Gül Kız kapıdan çıkar çıkmaz güçlü bir rüzgar savurmuş onu. Gül fidanlarına çarpmış. Gülün dikeni batmış parmağına. O çektikçe daha da derine batıyormuş sanki. Karın üstüne kanı damlaya damlaya yürümüş ormana doğru. Birden bire bir sis çökmüş etrafa. Çok korkmuş. Kurt sesi, kuş sesi karışmış birbirine. Sisin içinde aynı yerde daireler çizip duruyormuş. Bir ağacın kovuğuna sığınıp bekleyeyim, diye düşünmüş. O sırada ayağına bir şey çarpmış. Eğilip bakmış ki iki kurt yavrusu. Tir tir titriyorlar. “ Kurt da olsa bunlar yavru yazık donarlar.” diyerek kucağına alıp şalına sarmış. O kadar soğukmuş ki uyursa bir daha uyanamazmış. İşte o sırada parmağındaki diken canını yakmış ve acıdan uyumamış. Bir ağacın kovuğunda yavrulara sarılarak sabahı etmiş. Sabah güneş doğmuş. Gün ışığı bütün kötülükleri yok etmiş. Yavrular ortalık açılınca koklayarak ormana doğru gitmişler. Gül Kız annesini ne çok özlediğini hatırlamış içi sızlamış. Ama artık daha büyük bir derdi varmış. Çünkü yolu kaybetmiş. Ağlamaya başlamış. Kafasını yere eğdiğinde yerdeki kan izlerini görmüş. Bulduğu odunları da alarak izleri takip edip kulübeye ulaşmış.

Ninesi onu camda bekliyormuş. Sevinçle kucaklamış. ”Ama kızım odunu tutuşturacak ateşimiz kalmadı. Kırmızı odaya git kızım. Siyah sandıkta ayna var. Onu al ve gel kızım hadi.”

“Ama nine” demiş Gül Kız . Ninesi “ Şişşş sadece dediğimi yap.” demiş.

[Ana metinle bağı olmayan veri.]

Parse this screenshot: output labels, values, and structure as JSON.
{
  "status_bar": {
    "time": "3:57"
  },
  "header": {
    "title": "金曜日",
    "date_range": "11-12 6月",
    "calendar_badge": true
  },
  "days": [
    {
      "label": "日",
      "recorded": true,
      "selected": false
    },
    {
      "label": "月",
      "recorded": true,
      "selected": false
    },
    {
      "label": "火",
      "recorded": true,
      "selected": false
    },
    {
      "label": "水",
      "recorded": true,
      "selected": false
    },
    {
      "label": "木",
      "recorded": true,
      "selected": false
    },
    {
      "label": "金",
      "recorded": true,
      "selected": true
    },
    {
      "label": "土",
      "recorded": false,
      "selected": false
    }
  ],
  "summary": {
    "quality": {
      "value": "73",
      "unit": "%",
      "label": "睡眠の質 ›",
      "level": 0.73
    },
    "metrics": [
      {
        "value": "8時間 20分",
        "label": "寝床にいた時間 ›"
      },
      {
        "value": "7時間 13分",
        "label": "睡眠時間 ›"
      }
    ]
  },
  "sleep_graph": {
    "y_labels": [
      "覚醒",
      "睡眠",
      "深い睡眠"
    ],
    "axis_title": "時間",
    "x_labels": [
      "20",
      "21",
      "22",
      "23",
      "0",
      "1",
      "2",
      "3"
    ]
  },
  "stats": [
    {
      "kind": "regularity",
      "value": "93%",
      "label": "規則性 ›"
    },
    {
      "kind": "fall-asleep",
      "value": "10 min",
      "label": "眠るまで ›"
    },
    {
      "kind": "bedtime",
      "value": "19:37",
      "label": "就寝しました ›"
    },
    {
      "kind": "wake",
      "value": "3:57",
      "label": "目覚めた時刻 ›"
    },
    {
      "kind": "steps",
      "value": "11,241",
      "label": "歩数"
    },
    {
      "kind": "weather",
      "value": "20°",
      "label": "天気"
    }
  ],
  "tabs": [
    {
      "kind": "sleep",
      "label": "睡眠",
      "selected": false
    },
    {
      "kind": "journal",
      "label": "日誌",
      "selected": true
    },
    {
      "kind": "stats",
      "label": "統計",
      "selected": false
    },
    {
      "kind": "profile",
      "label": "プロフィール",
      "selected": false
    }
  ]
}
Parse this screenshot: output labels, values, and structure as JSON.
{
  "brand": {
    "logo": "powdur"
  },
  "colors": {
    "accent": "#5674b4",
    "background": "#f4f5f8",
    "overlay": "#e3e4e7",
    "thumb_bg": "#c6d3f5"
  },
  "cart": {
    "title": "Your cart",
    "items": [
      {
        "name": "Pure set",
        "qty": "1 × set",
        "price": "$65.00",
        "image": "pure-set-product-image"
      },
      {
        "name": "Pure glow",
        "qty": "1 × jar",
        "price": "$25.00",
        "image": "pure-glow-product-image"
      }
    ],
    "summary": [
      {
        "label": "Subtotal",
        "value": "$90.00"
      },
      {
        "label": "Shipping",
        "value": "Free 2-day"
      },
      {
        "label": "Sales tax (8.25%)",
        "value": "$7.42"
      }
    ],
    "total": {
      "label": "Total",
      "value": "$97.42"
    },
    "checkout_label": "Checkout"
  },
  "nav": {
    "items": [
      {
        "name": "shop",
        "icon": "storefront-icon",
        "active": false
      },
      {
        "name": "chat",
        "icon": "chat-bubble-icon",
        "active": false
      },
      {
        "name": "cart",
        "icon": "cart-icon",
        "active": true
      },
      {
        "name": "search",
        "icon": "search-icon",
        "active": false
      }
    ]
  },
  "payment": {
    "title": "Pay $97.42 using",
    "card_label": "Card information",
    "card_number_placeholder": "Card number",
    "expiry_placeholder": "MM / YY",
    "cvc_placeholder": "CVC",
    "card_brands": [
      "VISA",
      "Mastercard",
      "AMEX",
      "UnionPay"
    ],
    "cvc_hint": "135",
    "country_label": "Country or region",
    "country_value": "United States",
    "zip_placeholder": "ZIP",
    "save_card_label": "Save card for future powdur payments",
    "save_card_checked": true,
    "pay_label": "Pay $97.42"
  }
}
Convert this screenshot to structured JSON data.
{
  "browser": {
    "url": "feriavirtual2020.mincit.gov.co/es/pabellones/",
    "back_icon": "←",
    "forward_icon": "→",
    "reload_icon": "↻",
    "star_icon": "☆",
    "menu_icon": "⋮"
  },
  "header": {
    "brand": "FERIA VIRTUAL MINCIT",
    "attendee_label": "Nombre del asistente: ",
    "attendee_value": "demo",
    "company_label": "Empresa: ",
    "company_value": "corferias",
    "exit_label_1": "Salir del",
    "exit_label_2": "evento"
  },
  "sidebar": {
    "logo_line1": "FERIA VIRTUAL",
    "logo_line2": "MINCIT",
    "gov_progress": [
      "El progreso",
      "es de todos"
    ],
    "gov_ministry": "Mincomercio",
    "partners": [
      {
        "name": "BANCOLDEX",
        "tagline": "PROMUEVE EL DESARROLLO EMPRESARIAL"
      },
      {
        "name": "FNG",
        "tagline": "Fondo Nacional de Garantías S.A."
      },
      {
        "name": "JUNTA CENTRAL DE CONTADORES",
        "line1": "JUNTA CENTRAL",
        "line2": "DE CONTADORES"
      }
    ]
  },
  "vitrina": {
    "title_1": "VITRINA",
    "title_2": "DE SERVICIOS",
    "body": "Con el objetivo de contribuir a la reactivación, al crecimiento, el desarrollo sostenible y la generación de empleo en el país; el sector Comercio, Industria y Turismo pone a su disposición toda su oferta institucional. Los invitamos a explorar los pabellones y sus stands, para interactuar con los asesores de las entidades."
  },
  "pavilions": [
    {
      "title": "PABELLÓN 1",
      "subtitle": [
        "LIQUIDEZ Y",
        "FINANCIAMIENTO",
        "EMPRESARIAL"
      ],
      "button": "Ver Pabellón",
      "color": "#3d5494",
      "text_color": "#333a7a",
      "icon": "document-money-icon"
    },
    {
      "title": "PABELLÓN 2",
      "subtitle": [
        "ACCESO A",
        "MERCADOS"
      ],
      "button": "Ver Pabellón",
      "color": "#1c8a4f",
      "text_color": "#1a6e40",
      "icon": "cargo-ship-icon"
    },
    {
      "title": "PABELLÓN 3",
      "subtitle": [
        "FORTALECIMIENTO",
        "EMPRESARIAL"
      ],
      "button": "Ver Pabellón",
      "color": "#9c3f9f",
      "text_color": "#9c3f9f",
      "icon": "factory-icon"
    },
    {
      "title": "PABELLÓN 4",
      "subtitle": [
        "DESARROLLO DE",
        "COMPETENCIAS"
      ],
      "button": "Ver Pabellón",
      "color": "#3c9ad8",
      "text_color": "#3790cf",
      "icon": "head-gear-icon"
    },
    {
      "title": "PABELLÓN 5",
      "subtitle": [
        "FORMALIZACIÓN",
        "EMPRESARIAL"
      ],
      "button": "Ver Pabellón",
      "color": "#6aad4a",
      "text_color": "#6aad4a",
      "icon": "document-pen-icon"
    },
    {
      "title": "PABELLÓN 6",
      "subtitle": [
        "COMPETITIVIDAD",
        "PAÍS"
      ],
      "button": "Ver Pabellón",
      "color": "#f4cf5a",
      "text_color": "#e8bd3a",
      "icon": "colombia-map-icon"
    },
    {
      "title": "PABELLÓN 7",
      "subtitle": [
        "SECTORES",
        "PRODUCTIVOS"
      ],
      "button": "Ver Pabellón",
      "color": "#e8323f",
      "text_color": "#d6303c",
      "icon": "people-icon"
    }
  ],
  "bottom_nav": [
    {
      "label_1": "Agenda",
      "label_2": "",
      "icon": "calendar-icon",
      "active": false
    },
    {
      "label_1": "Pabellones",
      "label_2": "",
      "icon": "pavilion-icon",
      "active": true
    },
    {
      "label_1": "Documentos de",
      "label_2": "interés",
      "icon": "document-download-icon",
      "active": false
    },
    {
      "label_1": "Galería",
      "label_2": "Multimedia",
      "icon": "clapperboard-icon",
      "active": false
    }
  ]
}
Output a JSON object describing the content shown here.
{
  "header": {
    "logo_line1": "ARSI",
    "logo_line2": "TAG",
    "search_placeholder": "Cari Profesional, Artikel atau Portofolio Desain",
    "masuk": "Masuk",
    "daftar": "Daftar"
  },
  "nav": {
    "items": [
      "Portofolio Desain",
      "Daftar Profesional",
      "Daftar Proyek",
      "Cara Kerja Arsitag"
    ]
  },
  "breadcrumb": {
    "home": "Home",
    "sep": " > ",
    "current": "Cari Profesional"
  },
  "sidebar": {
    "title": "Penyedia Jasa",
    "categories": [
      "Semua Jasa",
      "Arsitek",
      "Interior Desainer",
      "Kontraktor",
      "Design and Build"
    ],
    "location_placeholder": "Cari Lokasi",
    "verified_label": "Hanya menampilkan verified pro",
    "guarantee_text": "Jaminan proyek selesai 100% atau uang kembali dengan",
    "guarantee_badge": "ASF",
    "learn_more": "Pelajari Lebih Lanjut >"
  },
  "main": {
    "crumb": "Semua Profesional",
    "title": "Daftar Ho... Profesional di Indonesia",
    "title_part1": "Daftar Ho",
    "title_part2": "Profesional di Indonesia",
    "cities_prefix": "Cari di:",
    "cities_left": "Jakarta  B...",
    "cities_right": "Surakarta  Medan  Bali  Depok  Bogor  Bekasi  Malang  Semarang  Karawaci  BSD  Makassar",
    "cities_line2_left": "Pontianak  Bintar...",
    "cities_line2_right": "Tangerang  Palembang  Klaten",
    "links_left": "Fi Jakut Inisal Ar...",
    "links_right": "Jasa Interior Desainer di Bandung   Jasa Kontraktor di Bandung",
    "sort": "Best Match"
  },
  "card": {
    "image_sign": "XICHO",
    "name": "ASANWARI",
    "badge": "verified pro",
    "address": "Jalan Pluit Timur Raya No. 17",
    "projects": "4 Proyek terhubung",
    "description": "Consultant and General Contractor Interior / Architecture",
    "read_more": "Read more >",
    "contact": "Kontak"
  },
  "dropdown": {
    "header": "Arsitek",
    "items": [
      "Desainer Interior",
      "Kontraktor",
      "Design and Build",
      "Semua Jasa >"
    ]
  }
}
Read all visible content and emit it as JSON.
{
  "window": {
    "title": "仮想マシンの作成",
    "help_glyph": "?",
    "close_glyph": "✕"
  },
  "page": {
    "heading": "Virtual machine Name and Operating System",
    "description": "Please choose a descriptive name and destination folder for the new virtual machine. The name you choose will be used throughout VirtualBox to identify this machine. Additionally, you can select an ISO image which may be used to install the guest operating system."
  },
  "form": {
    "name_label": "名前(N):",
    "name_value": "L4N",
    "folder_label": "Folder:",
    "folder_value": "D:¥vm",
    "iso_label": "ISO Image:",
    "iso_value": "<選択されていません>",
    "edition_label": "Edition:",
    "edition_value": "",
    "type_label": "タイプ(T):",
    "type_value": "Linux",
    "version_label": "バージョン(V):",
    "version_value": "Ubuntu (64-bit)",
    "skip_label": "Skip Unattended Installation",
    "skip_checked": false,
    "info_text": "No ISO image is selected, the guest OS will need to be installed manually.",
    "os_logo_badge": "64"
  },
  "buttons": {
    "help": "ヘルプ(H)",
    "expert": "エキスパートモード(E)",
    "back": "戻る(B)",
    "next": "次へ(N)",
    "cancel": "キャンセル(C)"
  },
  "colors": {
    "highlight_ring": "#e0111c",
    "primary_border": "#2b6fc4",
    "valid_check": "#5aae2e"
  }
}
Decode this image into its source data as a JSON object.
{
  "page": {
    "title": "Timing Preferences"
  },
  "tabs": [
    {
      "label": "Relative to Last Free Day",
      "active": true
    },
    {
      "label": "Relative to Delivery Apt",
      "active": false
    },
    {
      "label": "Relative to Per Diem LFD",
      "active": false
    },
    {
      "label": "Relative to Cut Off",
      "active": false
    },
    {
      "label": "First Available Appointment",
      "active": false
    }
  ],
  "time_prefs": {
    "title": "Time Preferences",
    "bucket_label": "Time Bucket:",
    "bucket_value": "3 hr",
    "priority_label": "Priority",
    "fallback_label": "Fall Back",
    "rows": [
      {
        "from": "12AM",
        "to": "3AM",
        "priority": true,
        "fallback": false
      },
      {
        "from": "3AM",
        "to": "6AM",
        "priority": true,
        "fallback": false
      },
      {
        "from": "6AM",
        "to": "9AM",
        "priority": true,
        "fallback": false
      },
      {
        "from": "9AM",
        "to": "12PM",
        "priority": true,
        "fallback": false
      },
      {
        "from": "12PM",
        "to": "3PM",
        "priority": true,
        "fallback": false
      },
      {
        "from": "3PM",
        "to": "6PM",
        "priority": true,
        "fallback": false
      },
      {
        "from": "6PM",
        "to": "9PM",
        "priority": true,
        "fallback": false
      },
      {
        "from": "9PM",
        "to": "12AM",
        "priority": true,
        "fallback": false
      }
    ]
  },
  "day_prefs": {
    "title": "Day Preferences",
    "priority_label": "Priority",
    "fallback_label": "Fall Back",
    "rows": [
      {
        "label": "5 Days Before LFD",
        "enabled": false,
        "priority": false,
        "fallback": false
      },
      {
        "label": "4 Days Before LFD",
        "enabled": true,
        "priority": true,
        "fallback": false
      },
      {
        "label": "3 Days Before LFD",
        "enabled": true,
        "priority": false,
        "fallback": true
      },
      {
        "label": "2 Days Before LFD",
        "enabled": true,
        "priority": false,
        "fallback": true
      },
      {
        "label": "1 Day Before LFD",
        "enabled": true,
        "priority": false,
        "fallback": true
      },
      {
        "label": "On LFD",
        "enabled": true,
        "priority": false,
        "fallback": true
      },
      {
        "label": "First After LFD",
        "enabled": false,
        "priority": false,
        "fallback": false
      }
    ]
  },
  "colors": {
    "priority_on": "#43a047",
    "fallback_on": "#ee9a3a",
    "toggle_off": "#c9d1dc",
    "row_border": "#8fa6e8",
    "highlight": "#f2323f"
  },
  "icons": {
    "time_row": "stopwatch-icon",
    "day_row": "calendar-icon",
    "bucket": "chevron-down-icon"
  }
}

Kız çıkmış merdivenleri gıcırdatarak. Kırmızı odanın önünde durmuş. Çiçek ve kuş motiflerine bakmış. Cesaretini toplamış. “Ne olacaksa olsun artık.” demiş açmış kapıyı. İçerisi pırıl pırıl güçlü bir ışıkla doluymuş. Oda da birçok çeşit saat varmış. Duvar saatleri, kol saatleri, köstekli saatler ve kum saatleri …Tık tık tıkır tıkır tık tık sesleri birbirine karışıyormuş. Siyah sandığın önüne oturmuş. Açmış kapağı. Sandığın içi bu kez su ile doluymuş. Suyun içinde yüzen bir tek ayna varmış. Gül Kız almış eline hiç bakmadan hızla aşağı inmiş. O sırada öyle güçlü sıkmış ki aynayı parmağı kanamaya başlamış. Diken, diken gelmiş aklına .O gece onu donmaktan kurtardığını anımsayıp öpmüş diken batan parmağını. Ninesine kanı gösterip olanları anlatmış. Ninesi önce, dikeni çıkarmış ve “Kızım denizin hazinesi istiridyenin kalbinde saklı olan incidir, toprağın ki ise tohum insanın hazinesi kalbindeki ışıktır. Ona bakmaktan korkma .Unutma ki olması gereken her şey vaktinde olur. Ne bir an ileri ne de geri.” demiş.

Dikeni aynanın önüne koymuş. İşte o anda güneşin güçlü ışığı aynaya yansımış ve dikeni tutuşturmuş. Birden ışık içerde büyümüş büyümüş ve ayın on dördü gibi bir delikanlı çıkmış ortaya. Delikanlı, Gül Kızın şaşkın bakışları arasında ona doğru yürümüş. Yanağına dokunmuş. Ona aynayı tutmuş. Kızın yanağındaki o kacaman gül lekesi yok olmuş. İnci gibi bir tene sahip olmuş. Anneannesinin sözünü dinlemeyip güllere dokunan annesinin el iziymiş yanağındaki leke. Ateşten çıkan gence gelince o da bir perini laneti ile gül tohumu içine hapsedilen bir beyoğlu imiş. O güne kadar gülünden önce dikeni sevecek bir kızı beklermiş. E sabredenler ermiş murada. Biz de çıkalım kerevetine.

Derler ki acılarını sevmesini bilenler, karanlıktan aydınlığa geçerler.

Gökten üç elma düşmüş. Biri bu masalın ilk sahibine, ikincisi okuyanlara üçüncüsü ise manasına erenlere.